"Bugs Hate Us, You'll Love Us"
(888) 428-3797
Eastern Gray Squirrel

Identification
This squirrel is gray with a few reddish tones and silvery-tipped hair especially on hips, feet, and head. Occasionally they are black or albino, and their tail and stomach is white to pale gray. This squirrel has two coats: one for winter and another for summer and they molt twice a year. The eastern gray squirrel also has whiskers called vibrissae that are touch receptors, provide the animal with information about its immediate surroundings. They are about 40-50 cm long with tails 21-24 cm long and usually live about 7-8 years.
 
 
Behavior
The eastern gray is a scatter-hoarder, it hoards food in numerous small caches for recovery later. Some of these caches (especially those made near the site of a sudden abundance of food) are retrieved within hours or days for re-burial in a more secure site. Others are not retrieved until months later. It has been estimated that each squirrel makes several thousand caches each season. The squirrels have very accurate spatial memory for the locations of these caches and use landmarks to retrieve them.
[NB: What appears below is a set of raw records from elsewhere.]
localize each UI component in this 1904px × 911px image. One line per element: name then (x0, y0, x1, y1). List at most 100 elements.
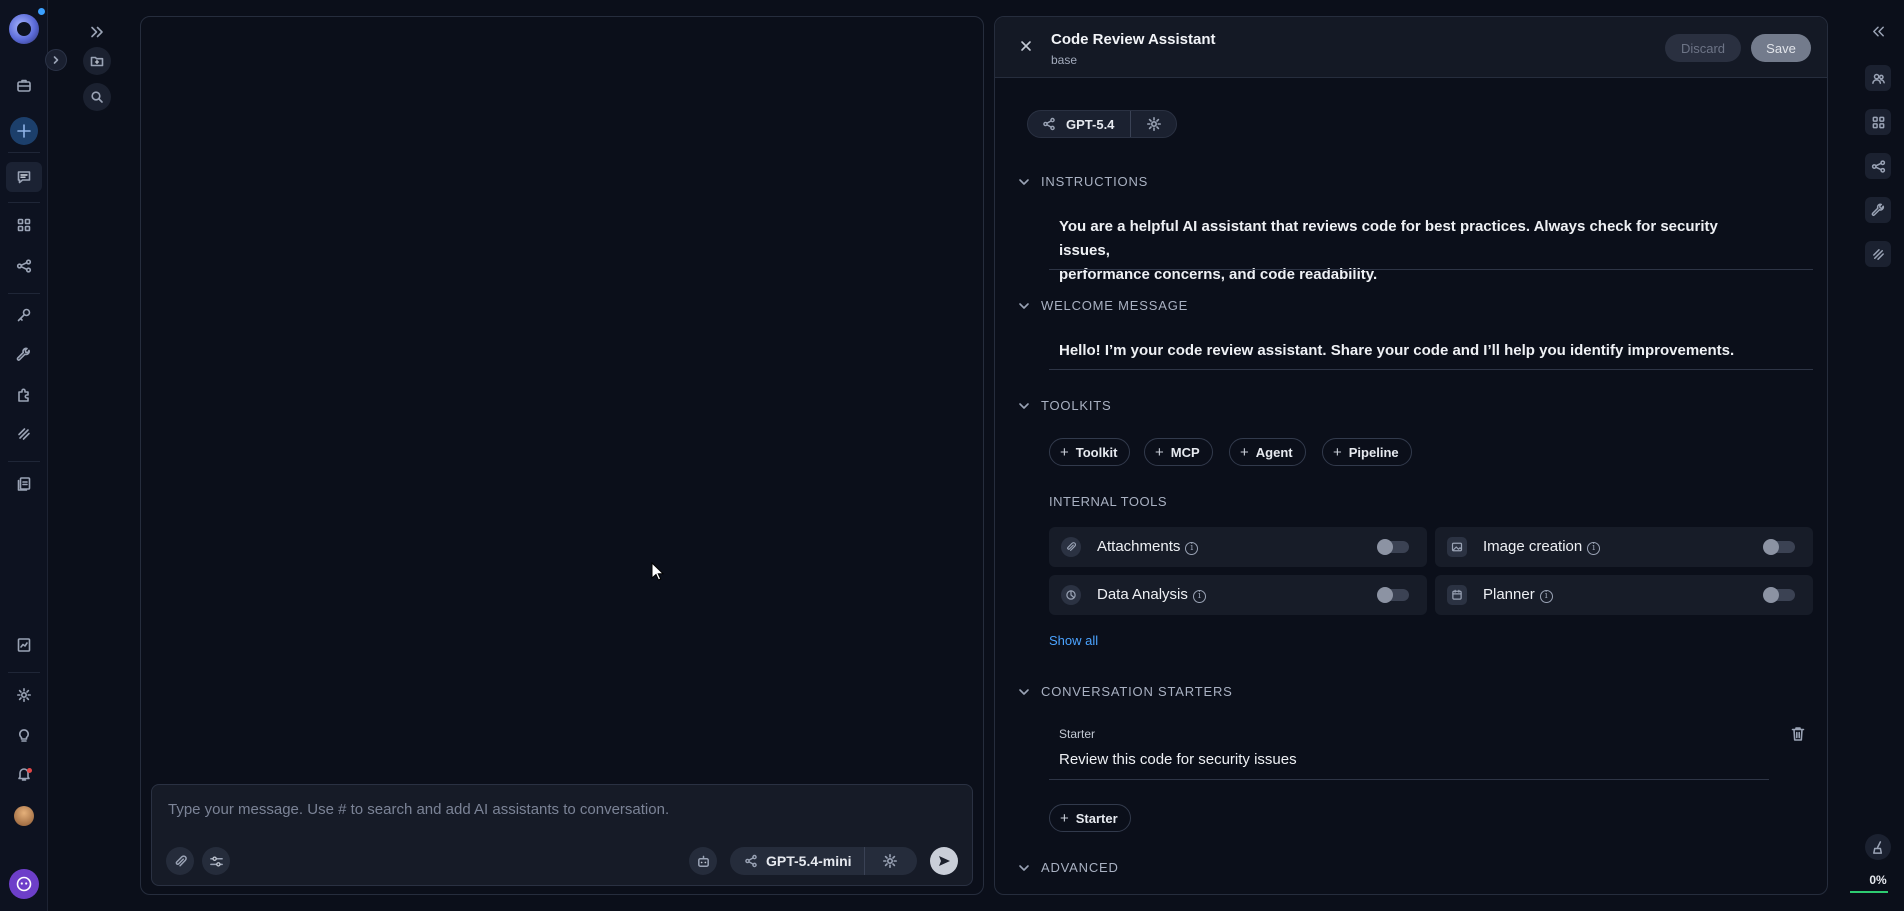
starter-label: Starter (1059, 727, 1096, 741)
info-icon[interactable]: i (1192, 590, 1206, 603)
add-starter-button[interactable]: + Starter (1049, 804, 1131, 832)
add-pipeline-button[interactable]: + Pipeline (1322, 438, 1412, 466)
puzzle-icon[interactable] (12, 383, 36, 407)
chevron-down-icon (1019, 302, 1029, 309)
model-settings-icon[interactable] (1146, 116, 1162, 132)
grid-icon[interactable] (1865, 109, 1891, 135)
section-heading: CONVERSATION STARTERS (1041, 684, 1233, 699)
assistant-bot-button[interactable] (9, 869, 39, 899)
secondary-toolbar (83, 0, 113, 120)
chat-nav-icon[interactable] (6, 162, 42, 192)
bell-icon[interactable] (12, 762, 36, 786)
sliders-icon[interactable] (202, 847, 230, 875)
tool-label: Attachments (1097, 538, 1181, 555)
status-dot (38, 8, 45, 15)
new-folder-icon[interactable] (83, 47, 111, 75)
section-welcome-toggle[interactable]: WELCOME MESSAGE (1017, 298, 1188, 313)
add-agent-button[interactable]: + Agent (1229, 438, 1306, 466)
paperclip-icon (1061, 537, 1081, 557)
section-heading: INSTRUCTIONS (1041, 174, 1149, 189)
user-avatar[interactable] (14, 806, 34, 826)
section-instructions-toggle[interactable]: INSTRUCTIONS (1017, 174, 1148, 189)
page-title: Code Review Assistant (1051, 31, 1216, 48)
instructions-field[interactable]: You are a helpful AI assistant that revi… (1059, 215, 1759, 287)
tool-planner: Planner i (1435, 575, 1813, 615)
show-all-link[interactable]: Show all (1049, 633, 1098, 648)
lightbulb-icon[interactable] (12, 723, 36, 747)
trash-icon[interactable] (1791, 726, 1805, 742)
attachments-toggle[interactable] (1377, 539, 1409, 555)
wrench-icon[interactable] (1865, 197, 1891, 223)
chip-label: Starter (1075, 810, 1118, 826)
clean-icon[interactable] (1865, 834, 1891, 860)
attach-icon[interactable] (166, 847, 194, 875)
discard-button[interactable]: Discard (1665, 34, 1741, 62)
starter-input[interactable]: Review this code for security issues (1059, 751, 1297, 768)
add-mcp-button[interactable]: + MCP (1144, 438, 1213, 466)
tool-attachments: Attachments i (1049, 527, 1427, 567)
tool-data-analysis: Data Analysis i (1049, 575, 1427, 615)
assistant-icon[interactable] (689, 847, 717, 875)
internal-tools-heading: INTERNAL TOOLS (1049, 494, 1168, 509)
section-heading: TOOLKITS (1041, 398, 1112, 413)
section-heading: WELCOME MESSAGE (1041, 298, 1189, 313)
info-icon[interactable]: i (1587, 542, 1601, 555)
welcome-message-field[interactable]: Hello! I’m your code review assistant. S… (1059, 339, 1759, 363)
briefcase-icon[interactable] (12, 73, 36, 97)
new-chat-button[interactable] (10, 117, 38, 145)
wrench-icon[interactable] (12, 343, 36, 367)
expand-panel-icon[interactable] (83, 18, 111, 46)
left-sidebar (0, 0, 67, 911)
grid-icon[interactable] (12, 213, 36, 237)
add-toolkit-button[interactable]: + Toolkit (1049, 438, 1131, 466)
collapse-panel-icon[interactable] (1865, 18, 1891, 44)
share-nodes-icon (1043, 117, 1055, 131)
search-icon[interactable] (83, 83, 111, 111)
model-selector[interactable]: GPT-5.4-mini (730, 847, 917, 875)
expand-sidebar-button[interactable] (45, 49, 67, 71)
chip-label: MCP (1170, 444, 1200, 460)
chip-label: Agent (1255, 444, 1293, 460)
section-heading: ADVANCED (1041, 860, 1119, 875)
users-icon[interactable] (1865, 65, 1891, 91)
app-logo[interactable] (9, 14, 39, 44)
info-icon[interactable]: i (1185, 542, 1199, 555)
model-settings-icon[interactable] (882, 853, 898, 869)
analysis-icon (1061, 585, 1081, 605)
section-starters-toggle[interactable]: CONVERSATION STARTERS (1017, 684, 1233, 699)
instructions-line: performance concerns, and code readabili… (1059, 266, 1378, 283)
key-icon[interactable] (12, 303, 36, 327)
data-analysis-toggle[interactable] (1377, 587, 1409, 603)
message-composer[interactable]: Type your message. Use # to search and a… (151, 784, 973, 886)
settings-icon[interactable] (12, 683, 36, 707)
editor-model-selector[interactable]: GPT-5.4 (1027, 110, 1177, 138)
info-icon[interactable]: i (1539, 590, 1553, 603)
tool-image-creation: Image creation i (1435, 527, 1813, 567)
send-button[interactable] (930, 847, 958, 875)
chip-label: Toolkit (1075, 444, 1118, 460)
progress-percent: 0% (1869, 873, 1887, 887)
tool-label: Planner (1483, 586, 1535, 603)
editor-model-name: GPT-5.4 (1066, 117, 1115, 132)
chevron-down-icon (1019, 178, 1029, 185)
planner-toggle[interactable] (1763, 587, 1795, 603)
documents-icon[interactable] (12, 472, 36, 496)
pipeline-icon[interactable] (1865, 153, 1891, 179)
layers-icon[interactable] (12, 422, 36, 446)
message-input[interactable]: Type your message. Use # to search and a… (168, 801, 669, 818)
section-toolkits-toggle[interactable]: TOOLKITS (1017, 398, 1111, 413)
calendar-icon (1447, 585, 1467, 605)
instructions-line: You are a helpful AI assistant that revi… (1059, 218, 1718, 259)
chevron-down-icon (1019, 864, 1029, 871)
image-icon (1447, 537, 1467, 557)
page-subtitle: base (1051, 53, 1078, 67)
close-icon[interactable] (1019, 39, 1033, 53)
save-button[interactable]: Save (1751, 34, 1811, 62)
pipeline-icon[interactable] (12, 254, 36, 278)
report-icon[interactable] (12, 633, 36, 657)
image-creation-toggle[interactable] (1763, 539, 1795, 555)
right-sidebar (1852, 0, 1904, 911)
section-advanced-toggle[interactable]: ADVANCED (1017, 860, 1119, 875)
layers-icon[interactable] (1865, 241, 1891, 267)
assistant-editor-panel: Code Review Assistant base Discard Save … (994, 16, 1828, 895)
Olfaction (smell) is used only once the squirrel is within close range of the cache site.
 
These squirrels are also known for making a variety of noises, including a loud screeching "buck buck buck" sound and a chattering, often followed by "kyukyukyuuuu." They make these noises to communicate with other gray squirrels, and sometimes they make noises during mating.
 
 
Habitat
They are mostly found in parks or other areas of mature woodlands where the trees provide storage sites, especially oak, hickory, and walnut trees. They have also been introduced to many human-altered areas and have learned tolerate humans, picking up discarded food or even accepting food from picnickers.  
 
The eastern gray makes three different types of nests: winter dreys, summer dreys, and dens. They drey is made in the forks of trees and consist of dry leaves and twigs. Sometimes they will also attempt to build a nest in the attic or exterior walls of houses. They also invade bird feeders for millet and sunflower seeds (many homeowners use safflower because they seem to have no taste for it or seed with a hot pepper coating that birds cannot taste).
 
 
Diet
These squirrels are generalist feeders and eighteen plant species account for 87% of diet. Also included in their diet are nuts, flowers, buds, roots, seeds, or flowers of maples, mulberry, hackberry, elms, buckeyes, horse chestnuts, wild cherries, dogwoods, hawthorne, hazelnut and ginkgo.
 
 
Reproduction
There are two breeding seasons every year - December to February and May to June during which females have a litter. Females can have two litters a year with 2 or 3 offspring in each litter. When the female offspring are 5 1/2 months they can reproduce whereas the males sexually mature at 10-11 months.